1. Com’è nato il tuo interesse per la lingua italiana?
Sono italiano di origine, mio padre è sardo, per cui ho sempre conosciuto la cultura e la lingua italiana. Sin da piccolo sentivo mia nonna parlare italiano (e sardo) ed era abbastanza affascinante ascoltare un'altra lingua. A un orecchio francese, l'italiano suona come una melodia. La lingua piace tanto ai francesi perché è dolce e molto musicale.

2. Quali sono stati gli argomenti oggetto della tua tesi di laurea triennale e poi magistrale?
In Francia non prepariamo una tesi per la triennale. Dobbiamo superare diversi esami e basta. Tuttavia, ho studiato in modo un po' più approfondito il Decameron di Boccaccio e una tematica più linguistica che letteraria: l'evoluzione della lingua italiana (ovvero il « tardo » latino) fino all'italiano contemporaneo. Ho fatto, tra l'altro, una tesina (un esame scritto più che altro) su una lettera scritta dal Boccaccio analizzandone le varie strutture del napoletano dell'epoca e confrontandole con il napoletano odierno. È stato un lavoro molto motivante e interessante. Per la magistrale ho studiato l'opera cinematografica di Pier Paolo Pasolini, mi sono interessato al mito della « barbarie » attraverso i suoi film e mi sono concentrato poi sulla sua visione del Decameron. Come potete capire, sono davvero un appassionato del Decameron, sono sempre stato affascinato da quanto il Boccaccio abbia potuto scrivere a quell'epoca!

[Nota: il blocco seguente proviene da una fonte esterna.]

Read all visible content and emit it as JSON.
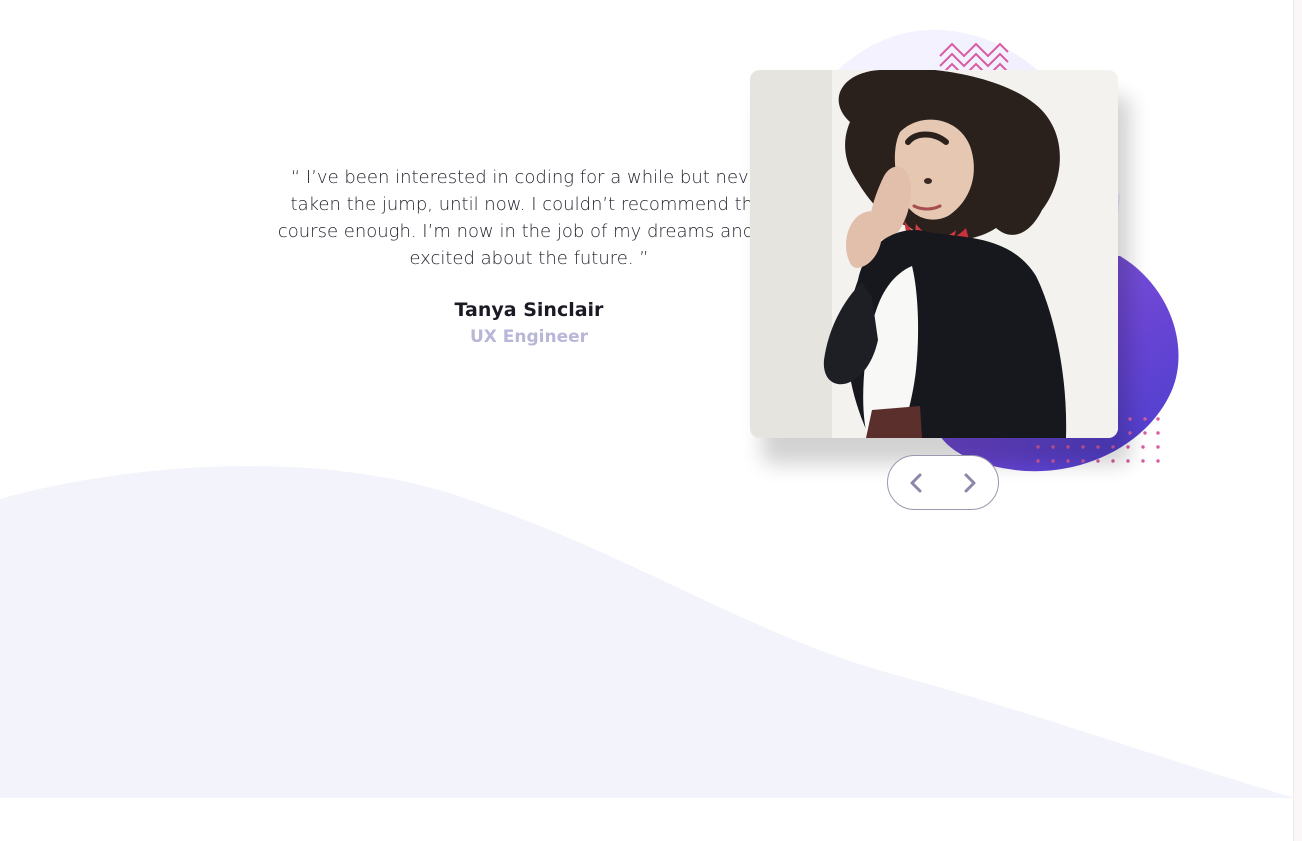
{
  "testimonial": {
    "quote": "“ I’ve been interested in coding for a while but never taken the jump, until now. I couldn’t recommend this course enough. I’m now in the job of my dreams and so excited about the future. ”",
    "name": "Tanya Sinclair",
    "role": "UX Engineer"
  },
  "icons": {
    "prev": "chevron-left-icon",
    "next": "chevron-right-icon"
  },
  "colors": {
    "background_curve": "#f3f3fb",
    "blob_top": "#7f57d7",
    "blob_bottom": "#4f3fce",
    "accent_pink": "#d85ca3",
    "role_text": "#b8b7d8",
    "pager_border": "#9a98ac",
    "pager_icon": "#8a88aa"
  }
}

3. Che studente sei stato?
Ero molto stacanovista, volevo conoscere tantissime cose sulla cultura e la lingua italiana per poi poterle insegnare nei minimi dettagli. Ero e sono tuttora molto perfezionista, guardavo tutti i film, partecipavo a vari festival del cinema italiano, mi informavo, seguivo la politica, la cronaca, tutto! Volevo studiare anche i dialetti perché trasmettono molto delle culture locali.

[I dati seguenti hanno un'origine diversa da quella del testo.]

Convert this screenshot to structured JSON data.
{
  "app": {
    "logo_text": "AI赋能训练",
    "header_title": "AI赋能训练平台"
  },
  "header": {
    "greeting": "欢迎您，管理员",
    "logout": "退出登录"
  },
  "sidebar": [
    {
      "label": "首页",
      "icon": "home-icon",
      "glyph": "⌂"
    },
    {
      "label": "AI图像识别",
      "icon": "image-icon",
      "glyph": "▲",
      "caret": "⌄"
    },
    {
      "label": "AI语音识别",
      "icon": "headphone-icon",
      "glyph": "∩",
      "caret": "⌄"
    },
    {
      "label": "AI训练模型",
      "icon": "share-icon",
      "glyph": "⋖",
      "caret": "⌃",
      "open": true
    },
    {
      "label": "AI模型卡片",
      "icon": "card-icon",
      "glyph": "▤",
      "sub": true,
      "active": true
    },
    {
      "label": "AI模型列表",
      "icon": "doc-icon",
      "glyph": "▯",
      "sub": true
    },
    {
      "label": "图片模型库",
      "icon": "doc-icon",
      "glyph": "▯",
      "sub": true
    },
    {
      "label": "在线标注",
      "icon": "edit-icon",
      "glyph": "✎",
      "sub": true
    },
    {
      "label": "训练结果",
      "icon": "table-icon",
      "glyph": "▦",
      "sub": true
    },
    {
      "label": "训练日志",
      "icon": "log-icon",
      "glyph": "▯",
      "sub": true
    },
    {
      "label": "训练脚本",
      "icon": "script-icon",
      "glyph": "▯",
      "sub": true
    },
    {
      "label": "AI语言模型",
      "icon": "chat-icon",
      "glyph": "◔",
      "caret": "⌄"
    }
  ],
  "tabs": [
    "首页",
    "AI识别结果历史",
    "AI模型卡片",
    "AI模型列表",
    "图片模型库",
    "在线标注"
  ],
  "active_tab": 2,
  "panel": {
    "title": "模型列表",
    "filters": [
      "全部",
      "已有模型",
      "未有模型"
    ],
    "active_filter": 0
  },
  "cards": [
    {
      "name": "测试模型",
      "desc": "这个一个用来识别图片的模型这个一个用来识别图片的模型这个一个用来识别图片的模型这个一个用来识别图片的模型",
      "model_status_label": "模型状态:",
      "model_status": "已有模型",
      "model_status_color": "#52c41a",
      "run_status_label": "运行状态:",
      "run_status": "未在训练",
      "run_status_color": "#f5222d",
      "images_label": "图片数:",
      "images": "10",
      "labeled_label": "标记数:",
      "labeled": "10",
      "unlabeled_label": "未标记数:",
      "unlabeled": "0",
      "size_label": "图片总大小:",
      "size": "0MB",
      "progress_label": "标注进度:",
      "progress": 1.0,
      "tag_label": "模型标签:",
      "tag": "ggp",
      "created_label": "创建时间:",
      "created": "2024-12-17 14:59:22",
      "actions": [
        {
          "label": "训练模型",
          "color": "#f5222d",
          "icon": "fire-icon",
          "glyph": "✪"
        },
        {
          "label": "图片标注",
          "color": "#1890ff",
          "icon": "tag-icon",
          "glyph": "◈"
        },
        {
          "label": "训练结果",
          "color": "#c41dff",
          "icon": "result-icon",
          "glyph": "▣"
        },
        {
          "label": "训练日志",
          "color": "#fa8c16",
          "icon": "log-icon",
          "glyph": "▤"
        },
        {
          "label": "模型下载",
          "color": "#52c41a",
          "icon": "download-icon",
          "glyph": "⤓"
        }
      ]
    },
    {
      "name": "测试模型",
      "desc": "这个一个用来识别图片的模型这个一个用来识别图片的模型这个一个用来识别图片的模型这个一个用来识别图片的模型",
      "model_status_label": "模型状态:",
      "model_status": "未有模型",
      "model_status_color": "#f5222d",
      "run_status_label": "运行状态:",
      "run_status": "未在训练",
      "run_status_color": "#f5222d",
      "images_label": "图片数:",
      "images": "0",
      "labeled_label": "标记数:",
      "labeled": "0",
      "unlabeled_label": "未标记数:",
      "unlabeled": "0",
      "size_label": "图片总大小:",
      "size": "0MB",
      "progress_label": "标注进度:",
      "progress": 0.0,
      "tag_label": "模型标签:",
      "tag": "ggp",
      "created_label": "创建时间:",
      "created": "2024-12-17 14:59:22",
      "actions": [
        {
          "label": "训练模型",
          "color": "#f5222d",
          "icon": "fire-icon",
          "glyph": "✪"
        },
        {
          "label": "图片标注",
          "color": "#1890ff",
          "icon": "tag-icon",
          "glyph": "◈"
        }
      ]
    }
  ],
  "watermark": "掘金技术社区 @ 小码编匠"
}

4. Che ricordi conservi del tuo Erasmus ad Arezzo?
Ad Arezzo ho imparato molto della lingua italiana e ho conosciuto tante persone che rimangono ancora oggi amici a cui tengo tantissimo. Stranamente, mi ha anche permesso di capire meglio la cultura francese. Vivendo in un altro paese, si scoprono altri modi di fare e mi sono accorto che alcune abitudini che avevo erano prettamente francesi e non universali, ho pure fatto mie nuove abitudini che ho portato in Francia e questi nuovi modi di fare e di essere sono un patrimonio che conserverò per sempre.

5. Come definiresti la tua esperienza di lettore di francese a Parma?
È stata l'esperienza che ha confermato la mia voglia di essere insegnante. Poter comunicare la mia esperienza, e sembrerà una banalità, ma trasmettere la cultura tramite la lingua è essenziale e permette davvero di aprire le menti. Nella società odierna l'apertura mentale è una delle competenze più importanti perché permette di comunicare con il mondo, accettare le differenze e capire gli altri. Questa esperienza è stata fondamentale da un punto di vista professionale e personale.

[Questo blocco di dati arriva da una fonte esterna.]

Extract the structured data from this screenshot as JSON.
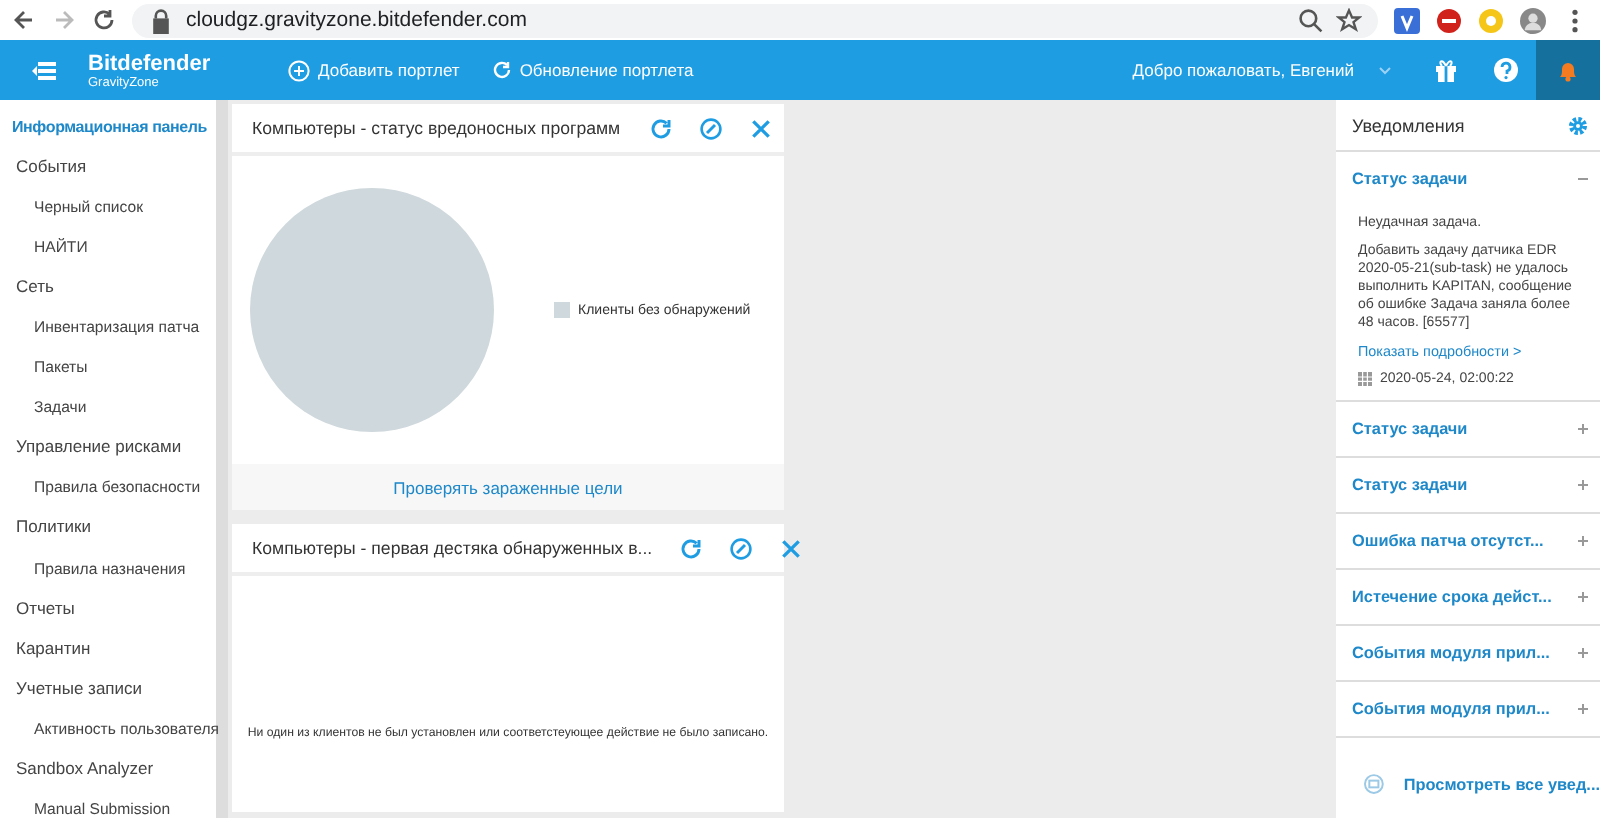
{
  "browser": {
    "url": "cloudgz.gravityzone.bitdefender.com"
  },
  "header": {
    "brand": "Bitdefender",
    "product": "GravityZone",
    "actions": [
      "Добавить портлет",
      "Обновление портлета"
    ],
    "welcome": "Добро пожаловать, Евгений"
  },
  "sidebar": {
    "items": [
      {
        "label": "Информационная панель",
        "selected": true
      },
      {
        "label": "События",
        "selected": false,
        "children": [
          {
            "label": "Черный список",
            "selected": false
          },
          {
            "label": "НАЙТИ",
            "selected": false
          }
        ]
      },
      {
        "label": "Сеть",
        "selected": false,
        "children": [
          {
            "label": "Инвентаризация патча",
            "selected": false
          },
          {
            "label": "Пакеты",
            "selected": false
          },
          {
            "label": "Задачи",
            "selected": false
          }
        ]
      },
      {
        "label": "Управление рисками",
        "selected": false,
        "children": [
          {
            "label": "Правила безопасности",
            "selected": false
          }
        ]
      },
      {
        "label": "Политики",
        "selected": false,
        "children": [
          {
            "label": "Правила назначения",
            "selected": false
          }
        ]
      },
      {
        "label": "Отчеты",
        "selected": false
      },
      {
        "label": "Карантин",
        "selected": false
      },
      {
        "label": "Учетные записи",
        "selected": false,
        "children": [
          {
            "label": "Активность пользователя",
            "selected": false
          }
        ]
      },
      {
        "label": "Sandbox Analyzer",
        "selected": false,
        "children": [
          {
            "label": "Manual Submission",
            "selected": false
          }
        ]
      }
    ]
  },
  "portlets": [
    {
      "kind": "pie",
      "title": "Компьютеры - статус вредоносных программ",
      "legend": [
        {
          "label": "Клиенты без обнаружений",
          "color": "#cfd8dc"
        }
      ],
      "footer_link": "Проверять зараженные цели"
    },
    {
      "kind": "message",
      "title": "Компьютеры - первая дестяка обнаруженных в...",
      "message": "Ни один из клиентов не был установлен или соответстеующее действие не было записано."
    }
  ],
  "notifications": {
    "title": "Уведомления",
    "items": [
      {
        "title": "Статус задачи",
        "expanded": true,
        "status": "Неудачная задача.",
        "text": "Добавить задачу датчика EDR 2020-05-21(sub-task) не удалось выполнить KAPITAN, сообщение об ошибке Задача заняла более 48 часов. [65577]",
        "details_link": "Показать подробности >",
        "date": "2020-05-24, 02:00:22"
      },
      {
        "title": "Статус задачи",
        "expanded": false
      },
      {
        "title": "Статус задачи",
        "expanded": false
      },
      {
        "title": "Ошибка патча отсутст...",
        "expanded": false
      },
      {
        "title": "Истечение срока дейст...",
        "expanded": false
      },
      {
        "title": "События модуля прил...",
        "expanded": false
      },
      {
        "title": "События модуля прил...",
        "expanded": false
      }
    ],
    "view_all": "Просмотреть все увед..."
  }
}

6. Che cosa ti piace e cosa no del Belpaese?
Mi piace quasi tutto del Belpaese: i ritmi del quotidiano, la simpatia degli italiani, il fatto che siano fieri della propria cultura, della loro storia e dei costumi locali, la buona cucina, le tradizioni gastronomiche e folcloristiche e, ovviamente, la lingua del sì!

7. Come si diventa docenti in Francia?
In Francia si deve superare un concorso, il Capes oppure l'Agrégation, dopo aver studiato 5 anni all'università (almeno fino alla magistrale). Questi concorsi sono estremamente difficili da superare: ci sono due prove scritte che, se hanno esito positivo, consentono di presentarsi agli orali. Superato l'orale, si diventa professore « stagista » per un anno, dopodiché il provveditorato agli studi (l'inspecteur) viene in classe a osservare una lezione, parla con il professore, con il preside della scuola e con i vari tutor dello stagista. Se la commissione convalida l'anno di stage, il professore viene dichiarato idoneo all'insegnamento, diventa di ruolo e così può ottenere una cattedra.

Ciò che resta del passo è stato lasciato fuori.